Une surprise m'attendait dans le refuge "le Quartz", ancienne cabane de chasseur, faite de bois rond et rénovée par les bénévoles du SIA. Dans l'intérieur rustique qui fait vibrer plus que jamais mes représentation du "Canadian Dream", j'ouvre le livre d'or que l'on trouve habituellement dans les abris. Les marcheurs y laissent des commentaires, des remerciements, des indications, leurs humeurs et ressentis. Ceci est vraiment divertissant, c'est d'ailleurs souvent la première chose que je fais lorsque je pénètre dans ces endroits.

Le refuge "le Quartz", ancienne cabane de chasseur, rustique !

Celui-ci datait, quelques pages jaunies sont volantes, je les mets de côté, remontant d'année en année. 13, 12, 10, 2009 ! "Eh mais 2009, ce ne serait pas l'année de la traversée de Simon !?" Je me mets à chercher frénétiquement, à déchiffrer des écritures illisibles...rien. Déçu, je ferme le cahier... puis mon regard se pose sur les deux pages volantes que j'avais précédemment écartées. Tu étais là "Sim", précédé d'Adam qui avait continué plus loin, alors que toi, décidais de rester là pour "réparer" ta cheville souffrante. J'ai sauté littéralement de joie, une banane d'enfant pendue au visage. Simon, pour ceux qui n'ont pas suivi l'affaire, c'est l'auteur du blog unelonguemarche.ca. C'est à travers lui que j'ai découvert le sentier des Appalaches au Québec : il m'a donné nombre de conseils précieux durant ma préparation. Mais bien plus que cela en fait.
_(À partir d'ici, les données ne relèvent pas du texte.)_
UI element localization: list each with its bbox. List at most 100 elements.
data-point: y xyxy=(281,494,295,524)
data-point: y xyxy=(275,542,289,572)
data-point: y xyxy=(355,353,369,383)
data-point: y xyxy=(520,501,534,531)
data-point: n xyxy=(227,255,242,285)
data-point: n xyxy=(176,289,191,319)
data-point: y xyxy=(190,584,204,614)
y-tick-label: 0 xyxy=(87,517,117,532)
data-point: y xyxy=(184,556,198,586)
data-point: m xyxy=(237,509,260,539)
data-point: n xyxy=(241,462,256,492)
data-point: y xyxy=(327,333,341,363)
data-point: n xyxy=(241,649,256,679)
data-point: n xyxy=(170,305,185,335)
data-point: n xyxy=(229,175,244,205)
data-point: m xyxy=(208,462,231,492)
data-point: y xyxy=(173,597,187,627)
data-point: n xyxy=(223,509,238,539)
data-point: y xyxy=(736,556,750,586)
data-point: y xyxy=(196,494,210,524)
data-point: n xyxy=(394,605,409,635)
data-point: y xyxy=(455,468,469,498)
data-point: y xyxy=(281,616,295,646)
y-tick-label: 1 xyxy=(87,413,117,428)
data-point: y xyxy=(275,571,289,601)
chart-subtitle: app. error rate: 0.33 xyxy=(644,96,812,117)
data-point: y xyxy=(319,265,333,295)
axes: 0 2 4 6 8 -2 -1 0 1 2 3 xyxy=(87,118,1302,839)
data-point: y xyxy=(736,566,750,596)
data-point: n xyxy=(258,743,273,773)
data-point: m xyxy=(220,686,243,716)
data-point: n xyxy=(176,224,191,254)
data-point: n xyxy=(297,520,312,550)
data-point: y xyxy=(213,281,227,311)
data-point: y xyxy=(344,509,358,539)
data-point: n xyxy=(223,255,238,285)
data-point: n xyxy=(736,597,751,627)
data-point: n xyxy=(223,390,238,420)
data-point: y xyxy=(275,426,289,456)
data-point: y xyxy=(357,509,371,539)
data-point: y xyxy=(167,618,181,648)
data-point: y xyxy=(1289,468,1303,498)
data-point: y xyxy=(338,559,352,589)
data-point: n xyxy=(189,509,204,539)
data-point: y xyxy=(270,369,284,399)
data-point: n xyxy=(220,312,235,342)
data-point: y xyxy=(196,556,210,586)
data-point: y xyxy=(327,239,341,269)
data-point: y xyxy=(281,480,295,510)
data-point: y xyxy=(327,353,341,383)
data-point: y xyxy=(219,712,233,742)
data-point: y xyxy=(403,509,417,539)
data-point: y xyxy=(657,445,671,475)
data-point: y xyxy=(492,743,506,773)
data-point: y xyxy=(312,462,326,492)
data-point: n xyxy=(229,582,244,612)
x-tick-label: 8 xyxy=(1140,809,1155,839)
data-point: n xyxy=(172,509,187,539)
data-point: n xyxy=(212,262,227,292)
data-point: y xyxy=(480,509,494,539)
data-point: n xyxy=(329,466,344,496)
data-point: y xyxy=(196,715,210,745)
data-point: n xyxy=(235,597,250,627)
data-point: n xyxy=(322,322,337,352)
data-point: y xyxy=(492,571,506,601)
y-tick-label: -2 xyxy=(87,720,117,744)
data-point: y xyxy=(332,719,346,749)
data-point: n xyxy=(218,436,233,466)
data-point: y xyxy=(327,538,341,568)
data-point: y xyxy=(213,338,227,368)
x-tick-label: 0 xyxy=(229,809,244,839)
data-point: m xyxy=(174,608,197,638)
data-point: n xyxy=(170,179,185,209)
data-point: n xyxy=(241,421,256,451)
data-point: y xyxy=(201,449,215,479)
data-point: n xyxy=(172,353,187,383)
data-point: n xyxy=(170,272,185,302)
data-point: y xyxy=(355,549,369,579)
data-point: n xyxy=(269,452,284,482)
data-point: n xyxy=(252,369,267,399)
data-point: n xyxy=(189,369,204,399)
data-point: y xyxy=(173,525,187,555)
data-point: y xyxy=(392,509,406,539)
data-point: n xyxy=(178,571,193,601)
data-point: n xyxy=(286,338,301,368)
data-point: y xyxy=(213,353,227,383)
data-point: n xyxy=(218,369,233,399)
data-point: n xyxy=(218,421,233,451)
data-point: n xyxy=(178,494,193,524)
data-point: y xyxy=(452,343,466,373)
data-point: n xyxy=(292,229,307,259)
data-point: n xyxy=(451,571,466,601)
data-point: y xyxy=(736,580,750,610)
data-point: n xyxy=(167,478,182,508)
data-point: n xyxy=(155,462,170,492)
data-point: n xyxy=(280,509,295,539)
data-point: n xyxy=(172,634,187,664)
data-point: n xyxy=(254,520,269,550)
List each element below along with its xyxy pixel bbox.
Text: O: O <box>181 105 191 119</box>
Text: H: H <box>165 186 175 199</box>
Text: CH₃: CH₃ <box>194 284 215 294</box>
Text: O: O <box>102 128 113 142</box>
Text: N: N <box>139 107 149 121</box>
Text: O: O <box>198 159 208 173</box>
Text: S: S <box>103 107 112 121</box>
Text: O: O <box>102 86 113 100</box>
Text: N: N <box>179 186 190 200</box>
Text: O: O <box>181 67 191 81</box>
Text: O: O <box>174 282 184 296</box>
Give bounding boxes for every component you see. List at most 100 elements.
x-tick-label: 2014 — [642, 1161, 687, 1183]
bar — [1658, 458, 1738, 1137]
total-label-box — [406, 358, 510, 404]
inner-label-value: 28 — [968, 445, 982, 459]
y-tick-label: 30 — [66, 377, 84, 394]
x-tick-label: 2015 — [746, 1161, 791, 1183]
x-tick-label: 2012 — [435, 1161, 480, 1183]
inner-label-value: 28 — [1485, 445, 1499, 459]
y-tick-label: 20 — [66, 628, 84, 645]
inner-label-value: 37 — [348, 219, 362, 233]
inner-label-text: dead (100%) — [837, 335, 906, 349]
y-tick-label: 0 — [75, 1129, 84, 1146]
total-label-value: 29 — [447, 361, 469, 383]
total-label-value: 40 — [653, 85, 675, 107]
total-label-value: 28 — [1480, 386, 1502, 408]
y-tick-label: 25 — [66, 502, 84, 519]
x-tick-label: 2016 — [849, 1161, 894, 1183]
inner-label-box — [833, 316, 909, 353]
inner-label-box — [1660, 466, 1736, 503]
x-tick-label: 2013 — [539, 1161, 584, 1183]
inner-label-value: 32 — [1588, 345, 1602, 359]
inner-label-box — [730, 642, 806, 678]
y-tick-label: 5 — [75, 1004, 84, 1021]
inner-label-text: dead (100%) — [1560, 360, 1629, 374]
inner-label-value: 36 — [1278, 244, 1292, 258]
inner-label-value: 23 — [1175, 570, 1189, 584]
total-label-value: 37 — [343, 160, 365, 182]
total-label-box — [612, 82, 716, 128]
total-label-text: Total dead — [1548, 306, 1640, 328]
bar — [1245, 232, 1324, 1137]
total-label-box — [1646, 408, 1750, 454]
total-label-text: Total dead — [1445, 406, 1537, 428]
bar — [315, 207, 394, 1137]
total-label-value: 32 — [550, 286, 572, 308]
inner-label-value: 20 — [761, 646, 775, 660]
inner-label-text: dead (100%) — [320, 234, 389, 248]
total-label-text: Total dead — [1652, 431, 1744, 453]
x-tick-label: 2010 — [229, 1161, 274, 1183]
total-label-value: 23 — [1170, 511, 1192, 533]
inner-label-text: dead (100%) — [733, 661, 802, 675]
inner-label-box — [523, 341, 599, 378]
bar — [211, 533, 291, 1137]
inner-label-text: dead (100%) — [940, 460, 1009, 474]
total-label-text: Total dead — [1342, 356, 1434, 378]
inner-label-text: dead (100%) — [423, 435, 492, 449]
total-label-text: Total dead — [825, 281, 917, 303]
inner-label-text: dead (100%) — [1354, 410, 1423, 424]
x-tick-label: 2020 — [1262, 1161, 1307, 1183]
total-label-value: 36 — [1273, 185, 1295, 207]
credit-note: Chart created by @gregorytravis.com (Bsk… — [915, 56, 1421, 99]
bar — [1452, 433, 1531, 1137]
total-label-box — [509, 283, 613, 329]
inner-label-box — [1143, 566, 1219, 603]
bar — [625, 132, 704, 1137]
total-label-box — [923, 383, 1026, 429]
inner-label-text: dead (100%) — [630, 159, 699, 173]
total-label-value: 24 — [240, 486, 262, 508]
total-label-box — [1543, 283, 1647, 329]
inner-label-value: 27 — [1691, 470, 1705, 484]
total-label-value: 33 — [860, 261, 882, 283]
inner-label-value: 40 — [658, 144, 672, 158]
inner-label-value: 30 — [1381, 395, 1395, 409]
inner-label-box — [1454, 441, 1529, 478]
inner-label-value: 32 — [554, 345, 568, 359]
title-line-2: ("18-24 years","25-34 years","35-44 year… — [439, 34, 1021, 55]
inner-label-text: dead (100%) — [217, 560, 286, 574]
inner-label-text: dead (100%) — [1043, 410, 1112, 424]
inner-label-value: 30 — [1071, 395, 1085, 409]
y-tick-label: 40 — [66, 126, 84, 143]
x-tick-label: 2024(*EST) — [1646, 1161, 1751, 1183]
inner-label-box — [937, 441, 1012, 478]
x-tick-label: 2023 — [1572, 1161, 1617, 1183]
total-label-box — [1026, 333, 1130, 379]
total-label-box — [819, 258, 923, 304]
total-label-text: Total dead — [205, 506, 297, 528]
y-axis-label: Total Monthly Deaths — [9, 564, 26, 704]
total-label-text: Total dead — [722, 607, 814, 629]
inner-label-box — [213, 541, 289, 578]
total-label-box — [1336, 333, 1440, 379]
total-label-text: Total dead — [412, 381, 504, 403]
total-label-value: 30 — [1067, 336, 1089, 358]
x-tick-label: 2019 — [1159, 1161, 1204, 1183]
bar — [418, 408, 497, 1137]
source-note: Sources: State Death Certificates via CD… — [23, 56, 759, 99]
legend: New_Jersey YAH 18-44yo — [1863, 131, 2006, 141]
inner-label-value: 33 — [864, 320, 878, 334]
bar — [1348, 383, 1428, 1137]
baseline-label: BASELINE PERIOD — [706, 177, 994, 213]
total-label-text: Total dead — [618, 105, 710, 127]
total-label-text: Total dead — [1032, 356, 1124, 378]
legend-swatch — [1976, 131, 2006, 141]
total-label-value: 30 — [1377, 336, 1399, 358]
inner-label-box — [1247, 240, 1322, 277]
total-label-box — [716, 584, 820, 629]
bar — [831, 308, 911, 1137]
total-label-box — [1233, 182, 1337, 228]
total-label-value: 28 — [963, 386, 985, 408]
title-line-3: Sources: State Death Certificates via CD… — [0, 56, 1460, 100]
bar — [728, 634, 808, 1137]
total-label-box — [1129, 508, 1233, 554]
Le trail book en question !

Simon, tes aventures ont nourri mon rêve de voyage, puis ma préparation pendant des mois sinon presque deux ans. C'est à travers tes mots que j'imaginai ce qu'allait être peut-être ma réalité. J'ai littéralement vécu un SIA à travers toi. Les mots sont forts, mais c'est la sensation que j'en ai.

Ainsi, retrouver les traces de ton passage dans ce lieu dont je m'imaginais tant bien que mal les contours, il y a de cela plusieurs mois... pfff... c'est quelque chose sur lequel je n'arrive pas à mettre de mots dessus. Entre une joie totale, une brutale prise de conscience de ma réalité et du chemin parcouru pour en arriver là.
Bref, c'était fort en émotion ! :) Merci Simon !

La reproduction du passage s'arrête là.